Wie bei vertraglichen Passivverkaufverboten wird bei einer de facto Verhinderung von Parallelimporten ein absoluter Gebietsschutz erreicht. Dies erachtet die WEKO als kartellrechtlich unzulässig.
Ich möchte dieser Aussage folgende Erklärung der Weko in RPW 2008/1, S. 214, Rz. 11, gegenüberstellen:
Insoweit sich eine Preisabrede in unerheblicher Weise auf den Markt auswirkt, ist sie zulässig. Spricht sich beispielsweise ein Bäcker aus dem Kanton Bern mit einem anderen Bäcker aus dem Kanton Luzern hinsichtlich des Brotpreises ab, stellt dies an sich eine harte Preisabsprache im Sinne von Art. 5 Abs. 3 Bst. a KG dar.

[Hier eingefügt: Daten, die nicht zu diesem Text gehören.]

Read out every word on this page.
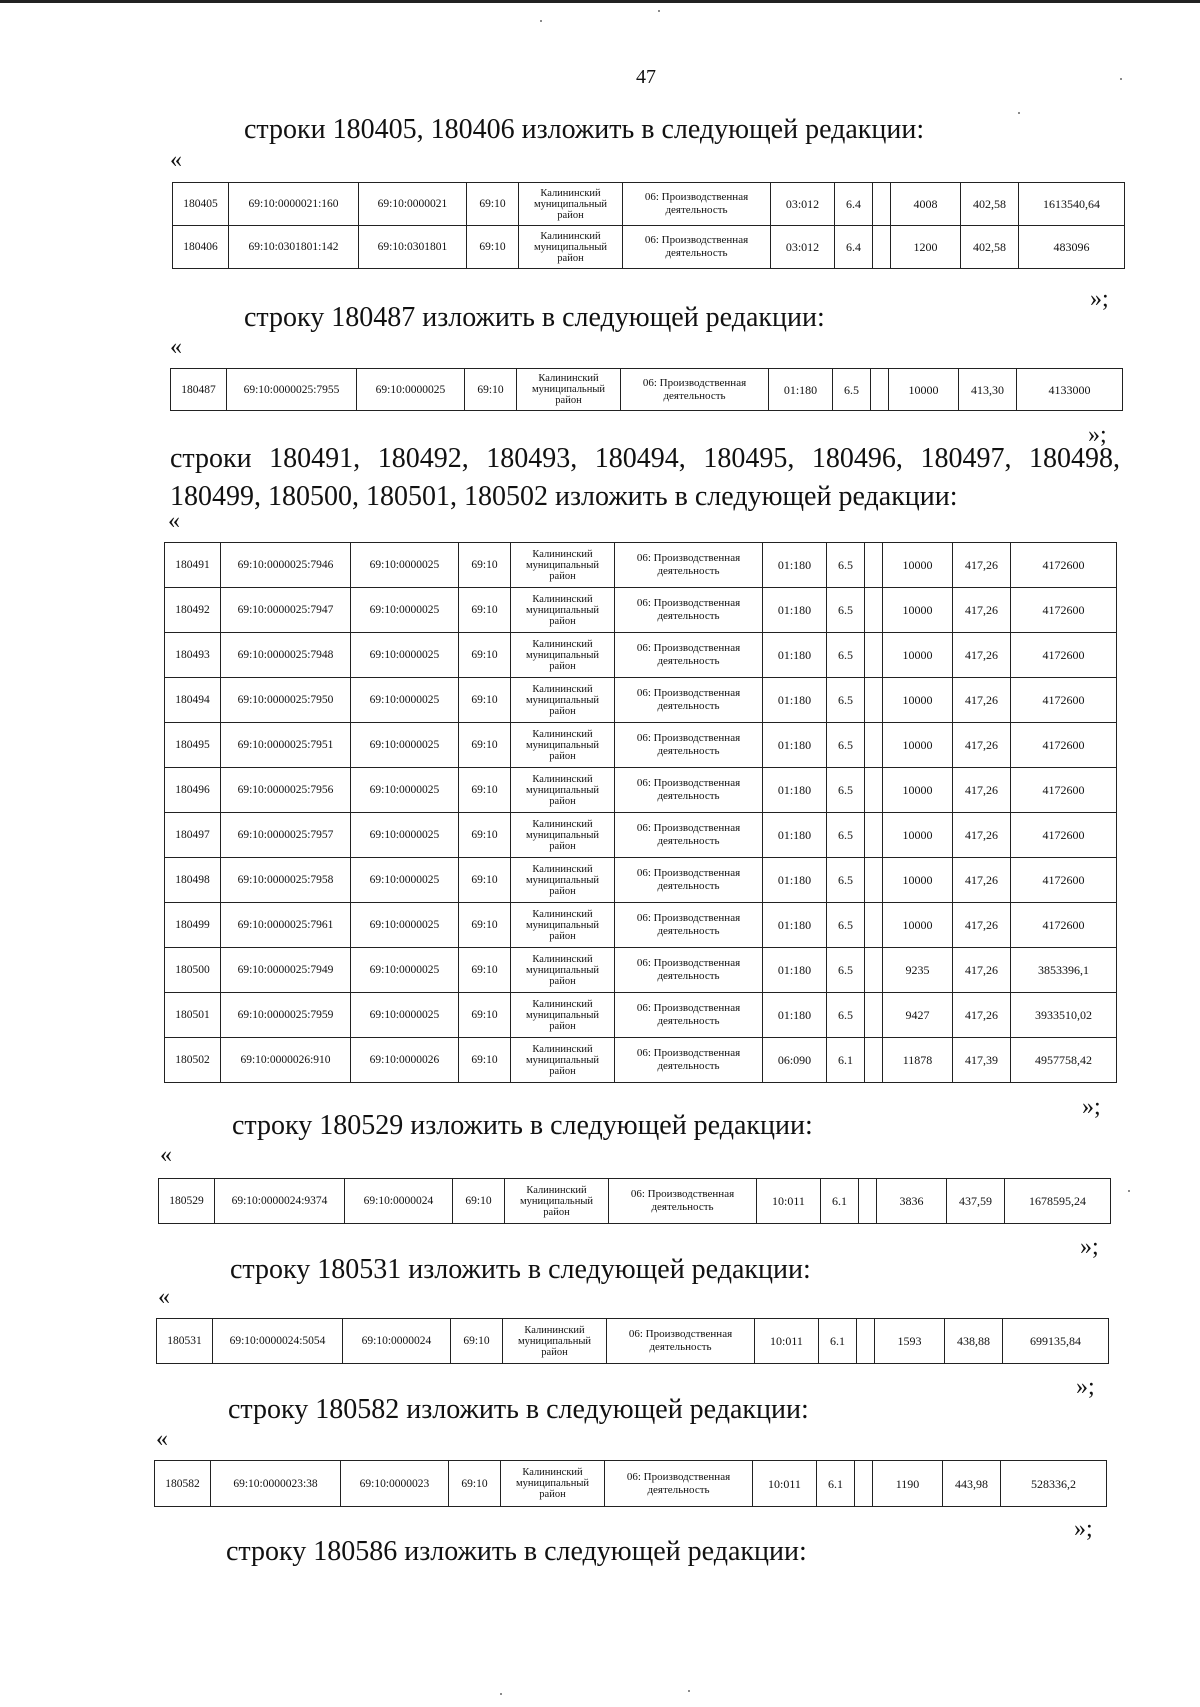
47
строки 180405, 180406 изложить в следующей редакции:
«
180405	69:10:0000021:160	69:10:0000021	69:10	Калининский муниципальный район	06: Производственная деятельность	03:012	6.4		4008	402,58	1613540,64
180406	69:10:0301801:142	69:10:0301801	69:10	Калининский муниципальный район	06: Производственная деятельность	03:012	6.4		1200	402,58	483096
»;
строку 180487 изложить в следующей редакции:
«
180487	69:10:0000025:7955	69:10:0000025	69:10	Калининский муниципальный район	06: Производственная деятельность	01:180	6.5		10000	413,30	4133000
»;
строки 180491, 180492, 180493, 180494, 180495, 180496, 180497, 180498, 180499, 180500, 180501, 180502 изложить в следующей редакции:
«
180491	69:10:0000025:7946	69:10:0000025	69:10	Калининский муниципальный район	06: Производственная деятельность	01:180	6.5		10000	417,26	4172600
180492	69:10:0000025:7947	69:10:0000025	69:10	Калининский муниципальный район	06: Производственная деятельность	01:180	6.5		10000	417,26	4172600
180493	69:10:0000025:7948	69:10:0000025	69:10	Калининский муниципальный район	06: Производственная деятельность	01:180	6.5		10000	417,26	4172600
180494	69:10:0000025:7950	69:10:0000025	69:10	Калининский муниципальный район	06: Производственная деятельность	01:180	6.5		10000	417,26	4172600
180495	69:10:0000025:7951	69:10:0000025	69:10	Калининский муниципальный район	06: Производственная деятельность	01:180	6.5		10000	417,26	4172600
180496	69:10:0000025:7956	69:10:0000025	69:10	Калининский муниципальный район	06: Производственная деятельность	01:180	6.5		10000	417,26	4172600
180497	69:10:0000025:7957	69:10:0000025	69:10	Калининский муниципальный район	06: Производственная деятельность	01:180	6.5		10000	417,26	4172600
180498	69:10:0000025:7958	69:10:0000025	69:10	Калининский муниципальный район	06: Производственная деятельность	01:180	6.5		10000	417,26	4172600
180499	69:10:0000025:7961	69:10:0000025	69:10	Калининский муниципальный район	06: Производственная деятельность	01:180	6.5		10000	417,26	4172600
180500	69:10:0000025:7949	69:10:0000025	69:10	Калининский муниципальный район	06: Производственная деятельность	01:180	6.5		9235	417,26	3853396,1
180501	69:10:0000025:7959	69:10:0000025	69:10	Калининский муниципальный район	06: Производственная деятельность	01:180	6.5		9427	417,26	3933510,02
180502	69:10:0000026:910	69:10:0000026	69:10	Калининский муниципальный район	06: Производственная деятельность	06:090	6.1		11878	417,39	4957758,42
»;
строку 180529 изложить в следующей редакции:
«
180529	69:10:0000024:9374	69:10:0000024	69:10	Калининский муниципальный район	06: Производственная деятельность	10:011	6.1		3836	437,59	1678595,24
»;
строку 180531 изложить в следующей редакции:
«
180531	69:10:0000024:5054	69:10:0000024	69:10	Калининский муниципальный район	06: Производственная деятельность	10:011	6.1		1593	438,88	699135,84
»;
строку 180582 изложить в следующей редакции:
«
180582	69:10:0000023:38	69:10:0000023	69:10	Калининский муниципальный район	06: Производственная деятельность	10:011	6.1		1190	443,98	528336,2
»;
строку 180586 изложить в следующей редакции:
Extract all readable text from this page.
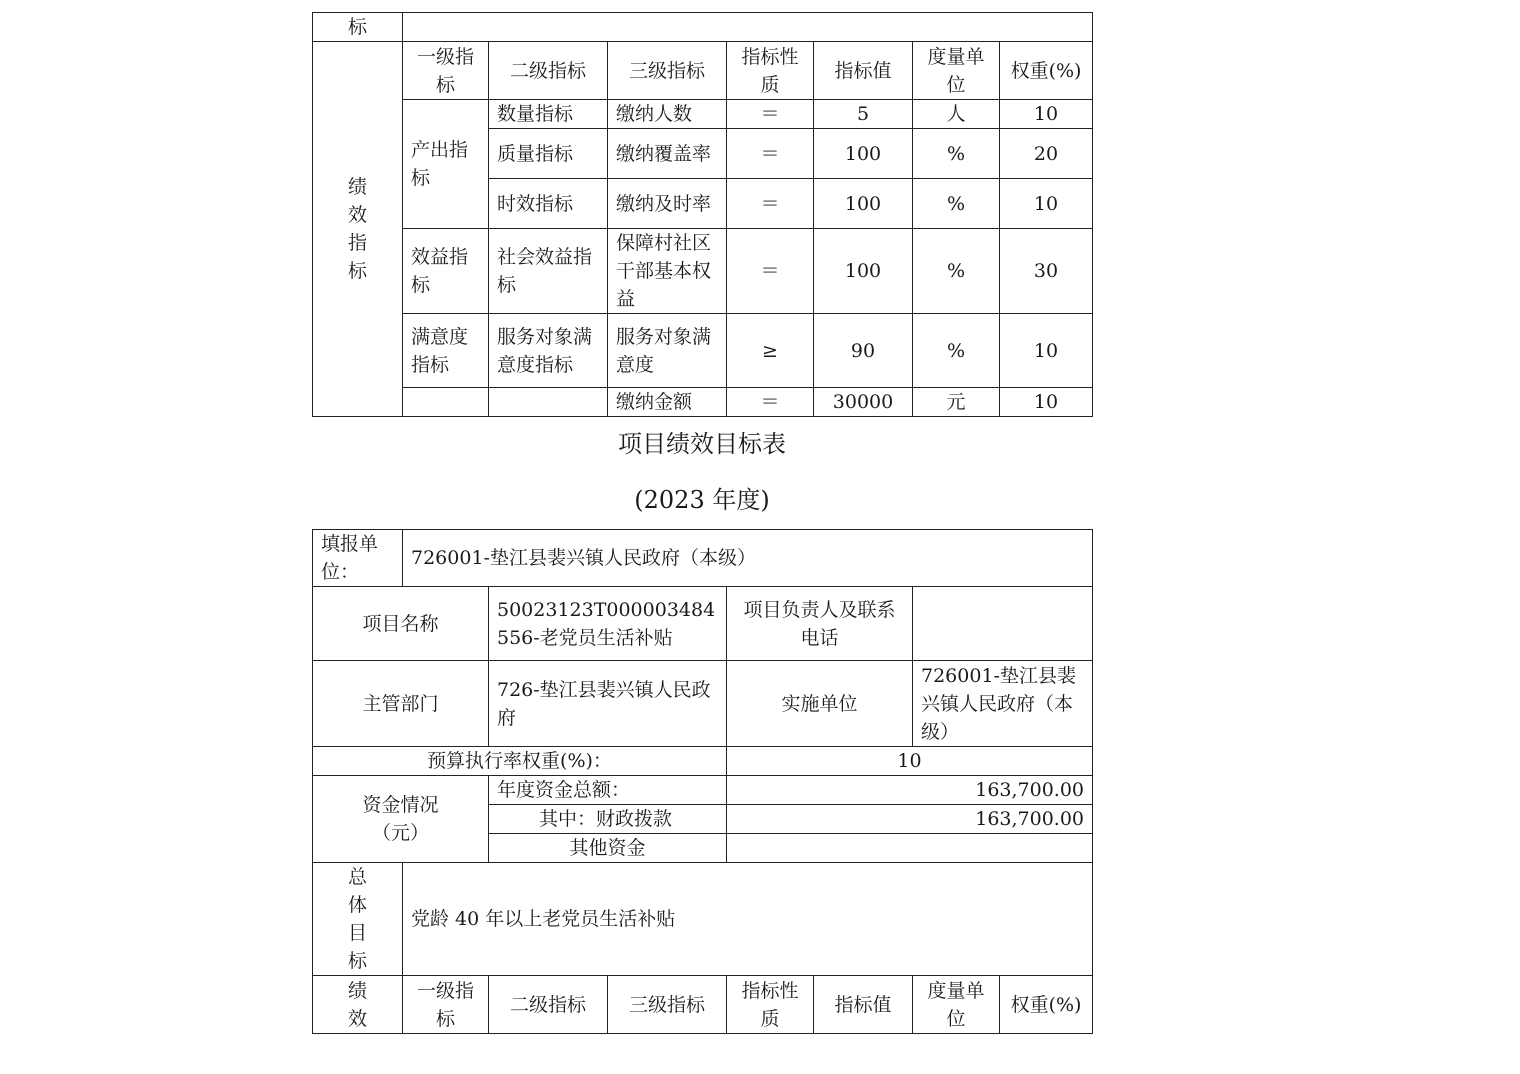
标							

绩
效
指
标	一级指标	二级指标	三级指标	指标性质	指标值	度量单位	权重(%)
	产出指标	数量指标	缴纳人数	＝	5	人	10
		质量指标	缴纳覆盖率	＝	100	%	20
		时效指标	缴纳及时率	＝	100	%	10
	效益指标	社会效益指标	保障村社区干部基本权益	＝	100	%	30
	满意度指标	服务对象满意度指标	服务对象满意度	≥	90	%	10
			缴纳金额	＝	30000	元	10
项目绩效目标表
(2023 年度)
填报单位：	726001-垫江县裴兴镇人民政府（本级）						
项目名称		50023123T000003484556-老党员生活补贴		项目负责人及联系电话			
主管部门		726-垫江县裴兴镇人民政府		实施单位		726001-垫江县裴兴镇人民政府（本级）	
预算执行率权重(%)：				10			
资金情况（元）		年度资金总额：		163,700.00			
		其中：财政拨款		163,700.00			
		其他资金					

总
体
目
标	党龄 40 年以上老党员生活补贴						

绩
效	一级指标	二级指标	三级指标	指标性质	指标值	度量单位	权重(%)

Dieser Fall ist jedoch unproblematisch, da der räumlich relevante Markt für den Einkauf von Brot wohl nicht kantonsübergreifend, sondern viel enger, möglicherweise gar lokal abzugrenzen ist. Es dürfte daher gar keine erhebliche Wettbewerbsbeschränkung vorliegen. Ähnliches gilt, wenn sich z.B. 2 oder 3 Bäcker in einer grösseren Stadt hinsichtlich der Preise absprechen. Auch in diesem Fall liegt an sich eine Preisabsprache nach Art. 5 Abs. 3 Bst. a KG vor. Dennoch ist auch diese Abrede unerheblich, wenn es genügend andere Bäcker und/oder andere Grossverteiler (Migros/Coop etc.) gibt, welche ebenfalls Backwaren verkaufen, also auf demselben sachliche relevanten Markt tätig sind (Aussenwettbewerb). An diesen Beispielen zeigt sich deutlich, dass die Wettbewerbsverhältnisse auf einem bestimmten Markt sowie die Marktabgrenzung eine entscheidende Rolle spielen.Ich teile und freue mich über diese Auslegung der Weko von Art. 5 Abs. 3 Bst. a KG.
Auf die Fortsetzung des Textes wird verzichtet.